The ultimate aim is that member states’discards policy will be incorporated into comprehensive fisheries level Multi-Annual Management Plans. These will in future be the main vehicle for fisheries management, fixing rules for setting TACs etc. Few people believe that these will be developed in the mixed demersal fisheries for some time, although much work is going on to clarify how mixed-fishery and multi-species advice and management could work. In the meantime, it will be expected that member states will cooperate at a regional seas level (e.g. North Sea, Celtic Sea, Irish Sea) to agree a common approach to discards, in the form of a discard plan for each fishery. Agreement on discard rates, the criteria to be used for high survival exemptions etc will be incorporated into these discard plans. The backstop, if member states fail to develop their own discard plan, is that the Commission has the power to step in to impose their own discard plan. This provides a considerable motivation for member states to get to work.
As suggested above, the discard ban will create a powerful incentive to vessels to minimise unwanted catch, in order to save quota for species/sizes with most value. Over and above this, the Commission is planning a major revision of its Technical Conservation Regulation (EC 850/98). Parts of this Regulation are expected to go very soon in the first sweep of EU rules which generate discards. (including catch composition rules and by-catch rules).
A big outstanding question relates to the extent which the new technical rules will only provide a broad framework for member states, working with the RACs to define appropriate regional rules; or whether the Commission (and European Parliament and Council of Ministers) can resist the urge to micro-manage from the centre.
The landings obligation/discard ban will not take place in a policy vacuum. The provisions within the CFP reform legislation for regionalisation may not be as far reaching and explicit as some hoped for but they do hold potential for some very far reaching change in the way policy is formed in the future. Discard policy is likely to be amongst the first issues to be dealt with through the cooperation of relevant member states at regional seas level. Discard plans and high survival criteria are obvious candidates for the new approach. The regional advisory councils are expected to play a leading role under this new arrangement.

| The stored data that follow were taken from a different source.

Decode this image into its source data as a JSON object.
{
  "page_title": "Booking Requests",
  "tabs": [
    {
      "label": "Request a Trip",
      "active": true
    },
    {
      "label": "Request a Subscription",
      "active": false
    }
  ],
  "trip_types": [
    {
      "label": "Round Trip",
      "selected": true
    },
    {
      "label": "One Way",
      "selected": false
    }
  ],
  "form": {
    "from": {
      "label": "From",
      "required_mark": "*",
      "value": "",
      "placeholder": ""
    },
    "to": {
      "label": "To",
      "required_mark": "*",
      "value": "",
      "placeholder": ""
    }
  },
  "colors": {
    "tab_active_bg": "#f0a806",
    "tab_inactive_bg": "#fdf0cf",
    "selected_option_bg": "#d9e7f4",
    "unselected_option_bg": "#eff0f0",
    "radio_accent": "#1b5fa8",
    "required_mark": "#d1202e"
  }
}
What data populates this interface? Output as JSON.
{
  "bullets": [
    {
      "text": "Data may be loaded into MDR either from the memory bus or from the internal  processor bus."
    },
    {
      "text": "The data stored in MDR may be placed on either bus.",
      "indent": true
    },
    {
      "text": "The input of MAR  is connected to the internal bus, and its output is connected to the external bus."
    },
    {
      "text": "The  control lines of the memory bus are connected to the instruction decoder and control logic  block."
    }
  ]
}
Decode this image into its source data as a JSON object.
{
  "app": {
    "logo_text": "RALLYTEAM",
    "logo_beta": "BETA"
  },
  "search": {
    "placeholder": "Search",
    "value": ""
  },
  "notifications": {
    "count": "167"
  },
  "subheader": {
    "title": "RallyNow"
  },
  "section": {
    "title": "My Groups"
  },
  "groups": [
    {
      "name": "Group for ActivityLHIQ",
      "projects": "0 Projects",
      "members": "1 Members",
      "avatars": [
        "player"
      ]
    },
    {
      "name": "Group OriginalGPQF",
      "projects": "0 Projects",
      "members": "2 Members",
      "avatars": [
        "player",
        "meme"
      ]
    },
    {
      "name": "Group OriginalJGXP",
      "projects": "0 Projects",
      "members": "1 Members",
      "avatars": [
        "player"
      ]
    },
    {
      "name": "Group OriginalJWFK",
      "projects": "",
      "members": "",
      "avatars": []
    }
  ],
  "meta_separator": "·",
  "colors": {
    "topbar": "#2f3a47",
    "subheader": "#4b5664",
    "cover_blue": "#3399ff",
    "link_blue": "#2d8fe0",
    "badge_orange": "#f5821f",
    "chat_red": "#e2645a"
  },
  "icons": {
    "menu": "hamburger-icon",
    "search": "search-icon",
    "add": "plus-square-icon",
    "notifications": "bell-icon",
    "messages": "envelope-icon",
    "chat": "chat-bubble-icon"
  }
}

The landings obligation is likely to be one of the biggest changes to the management of our fisheries in a generation. We face a difficult transitional period. On a positive view, if handled well, there is scope for the industry to emerge in a stronger position, with higher TACs to cover discards, the removal of some obvious rigidities in the current rules and flexibility to deal with difficult cases.
The $64K question is whether the transition will be handled in an intelligent and pragmatic way, or whether the top-down way of doing things will resurface in a new guise.